Penso esclarecedora a posição de Mari Alkatiri, no DN, de ontem:
Timor aprovou uma lei a admitir magistrados internacionais, que fazem parte
do nosso sistema judicial. A solução passava pela revisão dessa lei, para não
permitir que esses magistrados exercessem funções executivas em Timor, mas
apenas de assessoria e formação.

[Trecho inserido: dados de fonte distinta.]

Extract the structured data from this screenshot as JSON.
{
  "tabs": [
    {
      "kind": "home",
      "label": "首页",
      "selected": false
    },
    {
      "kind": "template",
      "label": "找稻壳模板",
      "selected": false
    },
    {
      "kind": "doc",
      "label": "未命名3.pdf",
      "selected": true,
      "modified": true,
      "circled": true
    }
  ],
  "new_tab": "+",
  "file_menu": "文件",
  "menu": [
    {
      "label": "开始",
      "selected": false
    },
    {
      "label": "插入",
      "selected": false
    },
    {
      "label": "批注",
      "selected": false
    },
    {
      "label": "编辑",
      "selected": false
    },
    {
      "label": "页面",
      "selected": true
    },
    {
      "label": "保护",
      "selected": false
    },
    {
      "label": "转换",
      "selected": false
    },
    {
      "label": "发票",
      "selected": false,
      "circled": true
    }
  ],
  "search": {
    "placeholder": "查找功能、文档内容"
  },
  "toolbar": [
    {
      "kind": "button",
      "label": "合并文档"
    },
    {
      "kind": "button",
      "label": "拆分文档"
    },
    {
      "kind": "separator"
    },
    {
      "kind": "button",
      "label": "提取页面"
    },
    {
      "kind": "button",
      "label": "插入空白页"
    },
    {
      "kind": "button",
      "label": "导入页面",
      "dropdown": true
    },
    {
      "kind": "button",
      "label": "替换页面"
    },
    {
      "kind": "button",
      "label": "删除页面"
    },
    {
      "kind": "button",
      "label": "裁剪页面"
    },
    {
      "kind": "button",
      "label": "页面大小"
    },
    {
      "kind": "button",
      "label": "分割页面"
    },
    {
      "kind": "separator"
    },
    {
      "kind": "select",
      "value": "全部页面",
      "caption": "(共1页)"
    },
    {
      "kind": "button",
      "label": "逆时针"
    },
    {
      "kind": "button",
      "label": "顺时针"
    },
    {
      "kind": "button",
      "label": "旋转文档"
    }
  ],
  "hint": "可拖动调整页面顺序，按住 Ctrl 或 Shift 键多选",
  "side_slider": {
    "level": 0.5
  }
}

E isso não ofenderia ninguém. Assim, criou-se
um clima negativo. (…) A presença dos magistrados portugueses
no sistema judiciário e de justiça timorense foi uma decisão soberana de Timor.
A lei foi aprovada pelo Parlamento e promulgada pelo Presidente da República,
que era Xanana Gusmão. (…) Quando chefiei o governo, de 2002 a 2006, o plano
passava por dar cinco anos de preparação aos juízes, no Centro de Formação
Jurídica. Devia ter havido reciclagem permanente dos profissionais timorenses.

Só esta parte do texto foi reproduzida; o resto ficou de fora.